Starlight Partner Shares Insights from 47 Years of Success
SETTING UP FOR SUSTAINABLE GROWTH
Insights from an independent waste hauler thriving for nearly 50 years
After 46 years in the waste industry, the Troiano family has a solid handle on what creates a sustainable business. Son of founder Mike Troiano, Thomas or “TJ”, recalls working on the back of his dad’s trash truck and watching the family business grow from basically his mom and dad along with himself and his brother, to nearly 100 employees. More than 40 years since his dad bought and operated his first commercial trash truck, Troiano Waste Services has emerged as a multi-million dollar enterprise and the leading hauler in Maine and beyond. In 2021, Troiano received the coveted Hauler of the Year award from the Maine Resource and Recovery Association.
According to TJ who serves as COO, the company’s rapid and sustainable growth is founded on simple but powerful principles they have adhered to since day one. These include engaging in responsible business practices for all involved, investing in technology that accelerates efficiencies, and responsiveness that outpaces others in the market. Following a few examples.
▶ Choosing Customers Wisely
For any business, it’s easy to think the more customers you have the more profitable you would be. This concept can actually hurt you. You need to have metrics in place that let you identify the profit and loss data for every single customer you serve, at any given time. When you find customers with a lopsided balance for profits generated vs. resources used, you need to let them go. It’s important to establish profitability goals per customer and have access to the data that lets you identify your gain leaders and your loss leaders.
“When you take a look at your profits and costs at the individual customer unit, you might see that you are serving customers that are actually losing you money vs. helping you grow,” said TJ. “When this is the case, it’s in your best interest to help them find a company more suited for them. The first step, however, is to invest in resources that allow you to identify winners and losers.
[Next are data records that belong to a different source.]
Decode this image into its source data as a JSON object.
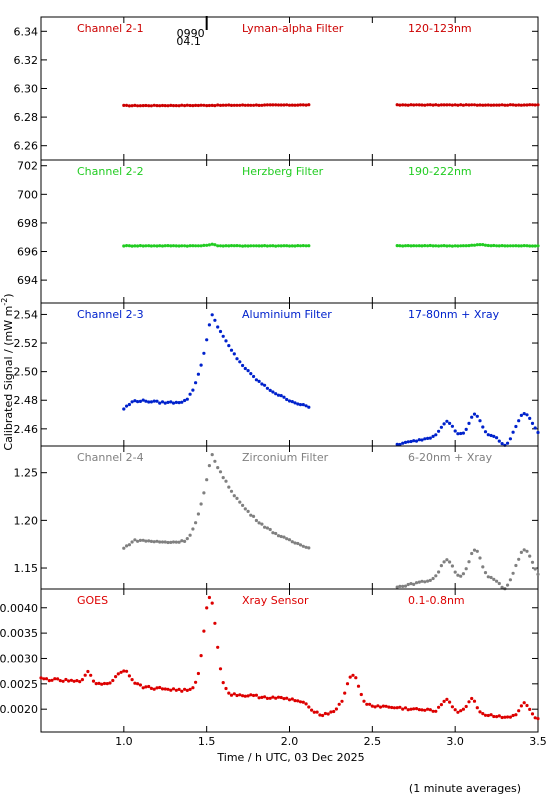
{
  "chart_data": {
    "type": "scatter",
    "xlabel": "Time / h UTC, 03 Dec 2025",
    "ylabel": "Calibrated Signal / (mW m",
    "ylabel_sup": "-2",
    "ylabel_close": ")",
    "footnote": "(1 minute averages)",
    "xlim": [
      0.5,
      3.5
    ],
    "x_ticks": [
      1.0,
      1.5,
      2.0,
      2.5,
      3.0,
      3.5
    ],
    "x_tick_labels": [
      "1.0",
      "1.5",
      "2.0",
      "2.5",
      "3.0",
      "3.5"
    ],
    "orbit_marker": {
      "x": 1.5,
      "label1": "0990",
      "label2": "04.1"
    },
    "panels": [
      {
        "name": "Channel 2-1",
        "filter": "Lyman-alpha Filter",
        "band": "120-123nm",
        "color": "#cc0000",
        "ylim": [
          6.25,
          6.35
        ],
        "y_ticks": [
          6.26,
          6.28,
          6.3,
          6.32,
          6.34
        ],
        "y_tick_labels": [
          "6.26",
          "6.28",
          "6.30",
          "6.32",
          "6.34"
        ],
        "profile": "flat",
        "seg1": [
          1.0,
          2.13
        ],
        "seg2": [
          2.65,
          3.5
        ],
        "base": 6.288,
        "peak": 0.0,
        "tail": 0.0005,
        "seg2_base": 6.2885,
        "seg2_bumps": []
      },
      {
        "name": "Channel 2-2",
        "filter": "Herzberg Filter",
        "band": "190-222nm",
        "color": "#22cc22",
        "ylim": [
          692.4,
          702.4
        ],
        "y_ticks": [
          694,
          696,
          698,
          700,
          702
        ],
        "y_tick_labels": [
          "694",
          "696",
          "698",
          "700",
          "702"
        ],
        "profile": "flat",
        "seg1": [
          1.0,
          2.13
        ],
        "seg2": [
          2.65,
          3.5
        ],
        "base": 696.4,
        "peak": 0.1,
        "tail": 0.0,
        "seg2_base": 696.4,
        "seg2_bumps": [
          [
            3.15,
            0.08,
            0.05
          ]
        ]
      },
      {
        "name": "Channel 2-3",
        "filter": "Aluminium Filter",
        "band": "17-80nm + Xray",
        "color": "#0022cc",
        "ylim": [
          2.448,
          2.548
        ],
        "y_ticks": [
          2.46,
          2.48,
          2.5,
          2.52,
          2.54
        ],
        "y_tick_labels": [
          "2.46",
          "2.48",
          "2.50",
          "2.52",
          "2.54"
        ],
        "profile": "flare",
        "seg1": [
          1.0,
          2.13
        ],
        "seg2": [
          2.65,
          3.5
        ],
        "base": 2.479,
        "peak": 2.541,
        "tail": 2.466,
        "seg2_base": 2.449,
        "seg2_bumps": [
          [
            2.95,
            0.01,
            0.05
          ],
          [
            3.12,
            0.015,
            0.05
          ],
          [
            3.42,
            0.016,
            0.06
          ]
        ]
      },
      {
        "name": "Channel 2-4",
        "filter": "Zirconium Filter",
        "band": "6-20nm + Xray",
        "color": "#808080",
        "ylim": [
          1.128,
          1.278
        ],
        "y_ticks": [
          1.15,
          1.2,
          1.25
        ],
        "y_tick_labels": [
          "1.15",
          "1.20",
          "1.25"
        ],
        "profile": "flare",
        "seg1": [
          1.0,
          2.13
        ],
        "seg2": [
          2.65,
          3.5
        ],
        "base": 1.178,
        "peak": 1.27,
        "tail": 1.158,
        "seg2_base": 1.13,
        "seg2_bumps": [
          [
            2.95,
            0.02,
            0.05
          ],
          [
            3.12,
            0.03,
            0.05
          ],
          [
            3.42,
            0.03,
            0.06
          ]
        ]
      },
      {
        "name": "GOES",
        "filter": "Xray Sensor",
        "band": "0.1-0.8nm",
        "color": "#dd0000",
        "ylim": [
          0.00155,
          0.00437
        ],
        "y_ticks": [
          0.002,
          0.0025,
          0.003,
          0.0035,
          0.004
        ],
        "y_tick_labels": [
          "0.0020",
          "0.0025",
          "0.0030",
          "0.0035",
          "0.0040"
        ],
        "profile": "goes",
        "seg1": [
          0.5,
          3.5
        ],
        "seg2": null,
        "base": 0.00215,
        "peak": 0.00413,
        "tail": 0.00175,
        "seg2_base": 0.0,
        "seg2_bumps": [
          [
            0.78,
            0.0002,
            0.03
          ],
          [
            1.0,
            0.0003,
            0.06
          ],
          [
            2.38,
            0.0006,
            0.05
          ],
          [
            2.95,
            0.00025,
            0.04
          ],
          [
            3.1,
            0.0003,
            0.04
          ],
          [
            3.42,
            0.0003,
            0.04
          ]
        ]
      }
    ]
  }
}
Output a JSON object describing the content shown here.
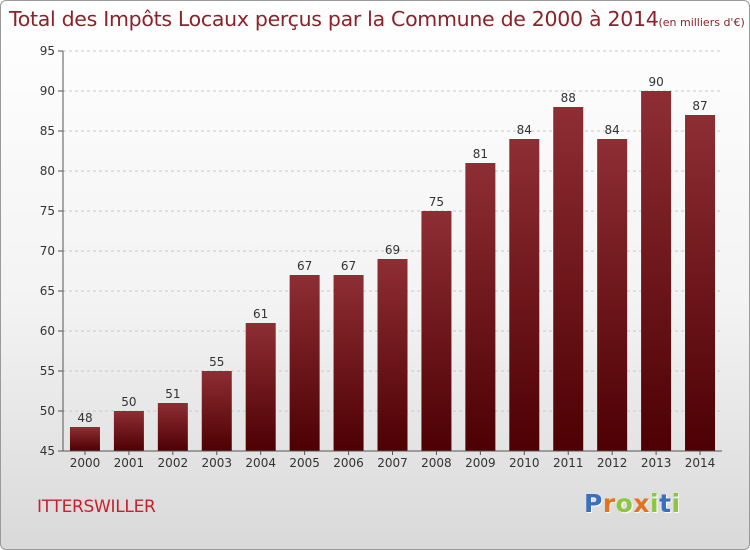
{
  "title": {
    "main": "Total des Impôts Locaux perçus par la Commune de 2000 à 2014",
    "unit": "(en milliers d'€)"
  },
  "commune": "ITTERSWILLER",
  "logo": {
    "letters": [
      {
        "char": "P",
        "color": "#3a6fbf"
      },
      {
        "char": "r",
        "color": "#e8711c"
      },
      {
        "char": "o",
        "color": "#8cc63f"
      },
      {
        "char": "x",
        "color": "#e8711c"
      },
      {
        "char": "i",
        "color": "#8cc63f"
      },
      {
        "char": "t",
        "color": "#3a6fbf"
      },
      {
        "char": "i",
        "color": "#8cc63f"
      }
    ]
  },
  "colors": {
    "bar_top": "#8e2e34",
    "bar_bottom": "#4d0003",
    "title": "#8b2228"
  },
  "chart_data": {
    "type": "bar",
    "title": "Total des Impôts Locaux perçus par la Commune de 2000 à 2014",
    "xlabel": "",
    "ylabel": "",
    "ylim": [
      45,
      95
    ],
    "yticks": [
      45,
      50,
      55,
      60,
      65,
      70,
      75,
      80,
      85,
      90,
      95
    ],
    "grid": true,
    "categories": [
      "2000",
      "2001",
      "2002",
      "2003",
      "2004",
      "2005",
      "2006",
      "2007",
      "2008",
      "2009",
      "2010",
      "2011",
      "2012",
      "2013",
      "2014"
    ],
    "values": [
      48,
      50,
      51,
      55,
      61,
      67,
      67,
      69,
      75,
      81,
      84,
      88,
      84,
      90,
      87
    ]
  }
}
To reach your business goals, current and future, you need to invest your resources in customers who understand the cost of doing business. Operational costs often increase for reasons out of control. To stay in business, you often have to pass increases in fuel, labor, equipment and insurance costs on to customers. When you have strong relationships and services that add value beyond price, your top customers are more likely to stay with you.
TJ recommends operators take the time to analyze the profits margins and costs represented by each customer in order to see where they are losing money,and where opportunities lay. It not only helps you identify profitability streams, it helps you identify like audiences for prospecting and sales.
Current software applications designed specifically for waste management haulers allow you to monitor and manage the costs and revenue streams for each client, making this an easy and affordable priority.
▶ Investing in Technology
With the growing number of software options to help streamline all areas of operations, no one can really afford not to integrate software solutions into how they manage drivers, routes and customer expectations. To stay competitive, you have to stay ahead of the efficiencies game by having access to the data that indicates where you have waste, literally and figuratively, and where you do not. Being able to make changes to drivers’ routes, manage inventory, and service new orders on the fly is critical to seizing opportunities and preventing losses.
“The right technology allows you to adjust pricing instantly when demand changes or when a customer’s issues impact your profit margin negatively and you need to avoid a loss,” says TJ.
Technology is a complex purchase, as TJ’s company has learned firsthand when systems have been phased out with no appropriate replacements offered. His suggestion is to ask all suppliers you are considering the same questions about features, service, training, open architecture and integration, future development plans, hidden costs, contract terms, and more. He suggests looking for customer-centric terms and contracts that assure you the flexibility you need as your business needs change. “Its hard to know what the future brings for any business, so having flexibility to adapt without losing a lot of money is key when selecting partners,” says TJ.
Behind Troiano Waste’s rapid growth and market dominance is their commitment to 24/7 customer service. According to TJ, callers always get a live person instead of a recording so they can deliver the human touch and build personal bonds.
Creating a staff culture on friendship, trust, respect, and empowerment to do what it takes to respond to and solve customer issues is a large factor in customer retention which is critical to sustainable growth no matter the size of your business.
Responsiveness is not just about customer service, it is also about responding to markets. Waste management companies need to be prepared to respond to changing market conditions that affect cost, timeliness, service expectations, and more. Educating customers about current and projected change, and how you plan to respond so that everybody wins, helps to foster partnerships between customers and operators so that solutions can be customized as unforeseen changes occur.
▶ Troiano Waste and Starlight Software Solutions
TJ is a current member of the Starlight SoftwareSolutions Advisory Council, providing insights on what waste management companies need most to drive efficiencies and profit. He chose to partnerwith Starlight due to its robust features that allow for instant data analysis to monitor profits and loss per driver, truck, route and customer, and its ability to reduce invoicing time from days to minutes. TJ’s insights have been instrumental in helping Starlight develop a comprehensive suite of applications for waste management companies operating roll-off, commercial, residential, and portable toilet business lines.